CHART-DATE : (1999/07)
作品
口から出まかせ交渉人
… 交渉人

(主演:サミュエルL&ケビン)


お話

 口八丁。


お話

 面白かったと思う。練り上げられたストーリーに締まった演出、緊張感溢れる演技合戦。面白かったはずなのだ。なのに心底のめりこめなかった自分。う〜ん、体調万全じゃないときに見る映画じゃなかったのか。

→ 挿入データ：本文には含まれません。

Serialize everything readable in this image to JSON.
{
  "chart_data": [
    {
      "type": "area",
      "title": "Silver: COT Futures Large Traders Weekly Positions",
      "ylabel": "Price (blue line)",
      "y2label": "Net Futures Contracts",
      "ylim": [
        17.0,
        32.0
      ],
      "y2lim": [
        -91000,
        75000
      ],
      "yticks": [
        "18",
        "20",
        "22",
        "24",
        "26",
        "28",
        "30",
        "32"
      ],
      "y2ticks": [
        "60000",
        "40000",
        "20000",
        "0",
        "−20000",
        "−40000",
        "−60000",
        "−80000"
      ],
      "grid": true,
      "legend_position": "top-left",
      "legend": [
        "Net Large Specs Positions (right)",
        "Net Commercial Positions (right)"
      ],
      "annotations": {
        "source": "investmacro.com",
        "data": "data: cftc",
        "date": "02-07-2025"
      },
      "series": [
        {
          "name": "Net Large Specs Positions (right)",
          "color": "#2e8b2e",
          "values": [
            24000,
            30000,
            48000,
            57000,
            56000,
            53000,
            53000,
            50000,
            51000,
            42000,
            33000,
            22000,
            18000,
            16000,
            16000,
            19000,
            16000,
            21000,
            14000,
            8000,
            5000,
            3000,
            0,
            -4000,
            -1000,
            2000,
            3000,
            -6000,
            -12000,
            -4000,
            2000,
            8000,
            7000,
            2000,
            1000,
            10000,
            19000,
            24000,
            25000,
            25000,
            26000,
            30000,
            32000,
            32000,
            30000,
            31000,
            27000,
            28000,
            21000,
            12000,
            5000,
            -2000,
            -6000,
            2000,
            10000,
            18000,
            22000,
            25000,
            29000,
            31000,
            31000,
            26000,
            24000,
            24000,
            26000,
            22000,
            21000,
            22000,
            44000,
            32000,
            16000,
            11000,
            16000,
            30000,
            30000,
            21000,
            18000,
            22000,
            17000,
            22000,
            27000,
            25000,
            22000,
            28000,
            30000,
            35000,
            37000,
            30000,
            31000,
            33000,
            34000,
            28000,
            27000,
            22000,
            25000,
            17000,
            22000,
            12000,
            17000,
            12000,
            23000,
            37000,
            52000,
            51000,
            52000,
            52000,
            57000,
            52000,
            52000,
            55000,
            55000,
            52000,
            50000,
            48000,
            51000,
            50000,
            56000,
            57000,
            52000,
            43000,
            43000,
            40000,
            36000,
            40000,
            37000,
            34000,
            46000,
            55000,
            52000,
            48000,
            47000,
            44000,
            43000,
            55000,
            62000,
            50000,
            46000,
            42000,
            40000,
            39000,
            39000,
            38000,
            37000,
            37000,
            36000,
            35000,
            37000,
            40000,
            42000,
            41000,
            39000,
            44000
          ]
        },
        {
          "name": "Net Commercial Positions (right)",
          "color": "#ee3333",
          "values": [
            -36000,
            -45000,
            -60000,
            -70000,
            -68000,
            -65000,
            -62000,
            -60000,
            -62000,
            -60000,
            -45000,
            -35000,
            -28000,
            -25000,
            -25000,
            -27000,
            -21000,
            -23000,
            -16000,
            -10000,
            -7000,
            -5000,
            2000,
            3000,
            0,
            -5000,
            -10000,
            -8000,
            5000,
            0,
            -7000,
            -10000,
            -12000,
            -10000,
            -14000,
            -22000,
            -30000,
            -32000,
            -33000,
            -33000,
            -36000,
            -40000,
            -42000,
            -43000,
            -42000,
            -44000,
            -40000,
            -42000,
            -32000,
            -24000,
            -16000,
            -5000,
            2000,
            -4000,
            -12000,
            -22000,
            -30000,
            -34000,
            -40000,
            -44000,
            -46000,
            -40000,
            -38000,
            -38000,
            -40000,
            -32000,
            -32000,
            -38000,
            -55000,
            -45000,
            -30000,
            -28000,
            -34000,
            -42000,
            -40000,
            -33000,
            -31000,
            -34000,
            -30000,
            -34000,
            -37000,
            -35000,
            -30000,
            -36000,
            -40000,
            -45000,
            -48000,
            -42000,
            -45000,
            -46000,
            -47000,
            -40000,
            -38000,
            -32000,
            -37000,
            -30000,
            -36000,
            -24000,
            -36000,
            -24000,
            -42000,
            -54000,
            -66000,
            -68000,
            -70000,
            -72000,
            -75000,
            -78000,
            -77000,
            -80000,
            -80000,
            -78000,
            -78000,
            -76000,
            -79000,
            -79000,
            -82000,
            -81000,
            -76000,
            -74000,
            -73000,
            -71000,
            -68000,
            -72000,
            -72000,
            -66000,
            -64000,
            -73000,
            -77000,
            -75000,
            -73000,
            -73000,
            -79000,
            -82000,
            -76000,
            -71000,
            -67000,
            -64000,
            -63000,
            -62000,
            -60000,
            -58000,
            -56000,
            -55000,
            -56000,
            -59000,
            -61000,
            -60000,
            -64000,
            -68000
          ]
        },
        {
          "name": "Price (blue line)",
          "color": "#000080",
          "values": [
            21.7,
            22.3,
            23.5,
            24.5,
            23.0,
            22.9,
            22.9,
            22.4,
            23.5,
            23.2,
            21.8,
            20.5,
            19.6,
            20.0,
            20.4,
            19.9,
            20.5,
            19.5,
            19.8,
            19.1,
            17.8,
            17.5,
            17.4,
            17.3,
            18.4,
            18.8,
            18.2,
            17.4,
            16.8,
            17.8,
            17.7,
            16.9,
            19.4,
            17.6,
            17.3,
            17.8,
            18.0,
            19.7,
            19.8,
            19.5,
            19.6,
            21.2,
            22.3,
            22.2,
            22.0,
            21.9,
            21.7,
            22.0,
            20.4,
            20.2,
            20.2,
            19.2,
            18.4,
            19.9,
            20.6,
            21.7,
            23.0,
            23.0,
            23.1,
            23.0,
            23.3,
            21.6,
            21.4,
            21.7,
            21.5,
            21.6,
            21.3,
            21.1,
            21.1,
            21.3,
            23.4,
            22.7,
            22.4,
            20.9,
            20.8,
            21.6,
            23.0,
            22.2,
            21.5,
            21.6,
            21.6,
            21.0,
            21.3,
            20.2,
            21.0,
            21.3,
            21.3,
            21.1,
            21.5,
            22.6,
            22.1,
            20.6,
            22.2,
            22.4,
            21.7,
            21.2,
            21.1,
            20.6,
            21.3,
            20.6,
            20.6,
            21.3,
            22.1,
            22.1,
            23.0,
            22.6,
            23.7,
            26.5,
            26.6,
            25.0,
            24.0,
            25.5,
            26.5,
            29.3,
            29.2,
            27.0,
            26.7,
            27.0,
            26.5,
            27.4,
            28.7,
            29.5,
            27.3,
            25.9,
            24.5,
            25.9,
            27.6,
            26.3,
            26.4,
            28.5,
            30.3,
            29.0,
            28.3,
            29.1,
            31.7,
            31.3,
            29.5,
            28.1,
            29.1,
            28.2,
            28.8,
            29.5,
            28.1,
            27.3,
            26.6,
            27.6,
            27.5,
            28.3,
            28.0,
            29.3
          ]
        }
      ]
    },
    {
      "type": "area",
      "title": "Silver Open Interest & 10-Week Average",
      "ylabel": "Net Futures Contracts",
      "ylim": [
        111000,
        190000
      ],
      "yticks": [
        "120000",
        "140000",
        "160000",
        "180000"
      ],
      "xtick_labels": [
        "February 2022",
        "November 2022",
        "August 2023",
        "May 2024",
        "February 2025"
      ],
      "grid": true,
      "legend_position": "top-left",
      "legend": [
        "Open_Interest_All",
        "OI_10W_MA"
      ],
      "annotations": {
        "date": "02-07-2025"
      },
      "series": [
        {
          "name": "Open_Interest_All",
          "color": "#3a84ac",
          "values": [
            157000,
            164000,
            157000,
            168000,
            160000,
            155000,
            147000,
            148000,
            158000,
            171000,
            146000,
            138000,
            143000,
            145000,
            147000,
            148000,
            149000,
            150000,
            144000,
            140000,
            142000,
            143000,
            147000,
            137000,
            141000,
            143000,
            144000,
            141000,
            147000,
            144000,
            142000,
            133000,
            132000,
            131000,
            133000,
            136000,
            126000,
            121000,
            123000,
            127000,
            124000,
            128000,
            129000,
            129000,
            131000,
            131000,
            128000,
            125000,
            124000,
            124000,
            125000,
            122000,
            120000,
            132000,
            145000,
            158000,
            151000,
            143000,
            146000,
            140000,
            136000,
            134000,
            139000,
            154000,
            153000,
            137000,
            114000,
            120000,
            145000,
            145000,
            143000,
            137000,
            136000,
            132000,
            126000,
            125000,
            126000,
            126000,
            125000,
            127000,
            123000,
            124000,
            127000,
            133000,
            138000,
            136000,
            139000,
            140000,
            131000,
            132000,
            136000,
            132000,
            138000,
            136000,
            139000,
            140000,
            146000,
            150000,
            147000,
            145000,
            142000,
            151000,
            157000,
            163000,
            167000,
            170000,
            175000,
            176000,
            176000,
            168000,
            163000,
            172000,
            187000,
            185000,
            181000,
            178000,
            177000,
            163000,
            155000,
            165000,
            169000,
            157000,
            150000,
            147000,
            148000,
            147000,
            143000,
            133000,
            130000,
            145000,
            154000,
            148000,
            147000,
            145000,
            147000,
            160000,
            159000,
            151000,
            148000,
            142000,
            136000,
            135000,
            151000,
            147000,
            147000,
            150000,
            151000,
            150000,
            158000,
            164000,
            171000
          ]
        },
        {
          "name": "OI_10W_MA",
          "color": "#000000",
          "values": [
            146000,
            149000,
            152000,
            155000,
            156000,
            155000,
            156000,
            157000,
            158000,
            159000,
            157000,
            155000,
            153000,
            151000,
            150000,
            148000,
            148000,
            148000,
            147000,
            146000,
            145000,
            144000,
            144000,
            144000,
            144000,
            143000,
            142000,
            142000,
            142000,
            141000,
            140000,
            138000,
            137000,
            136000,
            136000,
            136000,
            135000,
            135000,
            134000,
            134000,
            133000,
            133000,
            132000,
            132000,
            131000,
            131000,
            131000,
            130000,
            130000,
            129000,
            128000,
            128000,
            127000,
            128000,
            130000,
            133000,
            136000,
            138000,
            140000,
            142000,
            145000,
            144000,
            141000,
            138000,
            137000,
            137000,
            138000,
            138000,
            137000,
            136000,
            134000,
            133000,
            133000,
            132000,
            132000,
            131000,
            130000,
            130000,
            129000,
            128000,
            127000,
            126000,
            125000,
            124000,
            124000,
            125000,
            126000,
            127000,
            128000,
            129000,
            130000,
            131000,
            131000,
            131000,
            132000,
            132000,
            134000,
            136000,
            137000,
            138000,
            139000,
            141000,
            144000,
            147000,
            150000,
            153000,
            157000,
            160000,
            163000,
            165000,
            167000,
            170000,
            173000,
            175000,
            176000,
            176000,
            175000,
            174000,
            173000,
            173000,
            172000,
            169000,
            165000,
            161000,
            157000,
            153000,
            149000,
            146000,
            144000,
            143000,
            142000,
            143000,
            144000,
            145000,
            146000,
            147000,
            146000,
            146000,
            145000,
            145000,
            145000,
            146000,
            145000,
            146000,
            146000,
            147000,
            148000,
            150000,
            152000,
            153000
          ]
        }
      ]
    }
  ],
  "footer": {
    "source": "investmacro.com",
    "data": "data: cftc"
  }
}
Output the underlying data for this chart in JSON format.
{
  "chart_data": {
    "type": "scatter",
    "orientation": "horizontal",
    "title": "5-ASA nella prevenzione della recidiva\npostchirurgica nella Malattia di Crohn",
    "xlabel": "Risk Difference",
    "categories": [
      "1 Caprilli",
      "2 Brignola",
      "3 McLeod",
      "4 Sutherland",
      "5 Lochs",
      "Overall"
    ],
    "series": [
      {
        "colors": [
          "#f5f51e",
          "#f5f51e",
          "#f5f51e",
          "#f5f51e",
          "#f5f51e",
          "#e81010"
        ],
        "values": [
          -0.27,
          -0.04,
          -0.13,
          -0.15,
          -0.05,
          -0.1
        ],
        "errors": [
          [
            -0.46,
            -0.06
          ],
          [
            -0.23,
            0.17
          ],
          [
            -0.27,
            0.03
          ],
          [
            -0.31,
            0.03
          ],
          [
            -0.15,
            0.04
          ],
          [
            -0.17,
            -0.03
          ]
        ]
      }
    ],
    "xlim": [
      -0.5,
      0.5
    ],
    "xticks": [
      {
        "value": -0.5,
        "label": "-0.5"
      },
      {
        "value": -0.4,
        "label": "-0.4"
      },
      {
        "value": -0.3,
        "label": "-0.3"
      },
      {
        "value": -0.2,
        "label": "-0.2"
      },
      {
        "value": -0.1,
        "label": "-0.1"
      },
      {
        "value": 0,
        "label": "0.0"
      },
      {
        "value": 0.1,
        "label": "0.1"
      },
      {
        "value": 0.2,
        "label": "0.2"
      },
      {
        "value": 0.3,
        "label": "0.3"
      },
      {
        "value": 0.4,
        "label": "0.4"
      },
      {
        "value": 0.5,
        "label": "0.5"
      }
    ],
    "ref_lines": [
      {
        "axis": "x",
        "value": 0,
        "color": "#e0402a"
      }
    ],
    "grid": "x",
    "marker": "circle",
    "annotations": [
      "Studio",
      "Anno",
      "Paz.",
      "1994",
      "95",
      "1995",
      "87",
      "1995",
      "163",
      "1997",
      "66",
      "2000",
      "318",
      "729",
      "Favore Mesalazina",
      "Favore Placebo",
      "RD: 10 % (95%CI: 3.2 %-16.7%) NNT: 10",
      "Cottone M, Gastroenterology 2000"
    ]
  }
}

 二人の交渉人のハッタリと説得がメインなのである。つまり台詞がもっとも重要なファクターで、些細な台詞ひとつひとつがその後の伏線としてつながっていたり、大きなブラフになっていったりもする。というわけで二人の会話劇に集中しなければならず、正直、字幕を追うのがつらかった。普段、映画を見るときは字幕とヒアリングの両方でフォローしているのだが、体調がよろしくないと集中するのがきつい。そういうことなのである。

 ここまでは当方の事情。
 もうひとつは、マスコミの弊害、予告編で事前に情報が入りすぎていたこと。あらぬ罪を着せられた交渉人が、人質をとって無実を証明するという基本ストーリーを知ってしまうと、サミュエルLが人を殺すようなことは絶対にないということが(観客にとって)周知のこととなってしまう。また、対するケビンも同様で、決して裏切ることはない。だから、いくつものブラフが行われるが、それは全てブラフであることがバレバレなのである。てなわけでクライマックスのヤマ場でサミュエルLが撃たれても、「ああこれもブラフだ」ってわかってしまうわけだ。もちろん、案の定大バクチで、大ドンデン返しということにはならなかった(なったら卓袱台ひっくり返してたけれど)。
 “あるいはサミュエルLが本当に犯人かもしれない”いう選択肢がないということは、“いったい誰が裏切り者かわからないという緊張感”がないということなのだ。結局、ケビン自身の台詞の中にある「誰が犯人でもかまわない。ただ無事に助け出すだけ」という部分以上のひねりはなかった。
 もちろん二人以外の誰が犯人かわからないというポイントはあるのだが、犯人探しはあまり強調されず、ストーリーは脱出劇になっていってしまう。となるとどうしても力技に頼る部分が出てきてしまう。二人がお互いを疑いながらもたたみかけるブラフで真犯人をあぶり出すというような、展開を期待する向きには残念なのだった。

 とはいうものの、十分面白い映画だった。細かい伏線や演技合戦に集中できる分、もしかしたら2度目のほうが面白い映画かもしれない。


お話

 あ、それと歯痛はおさえてから見ること。これは絶対条件ね。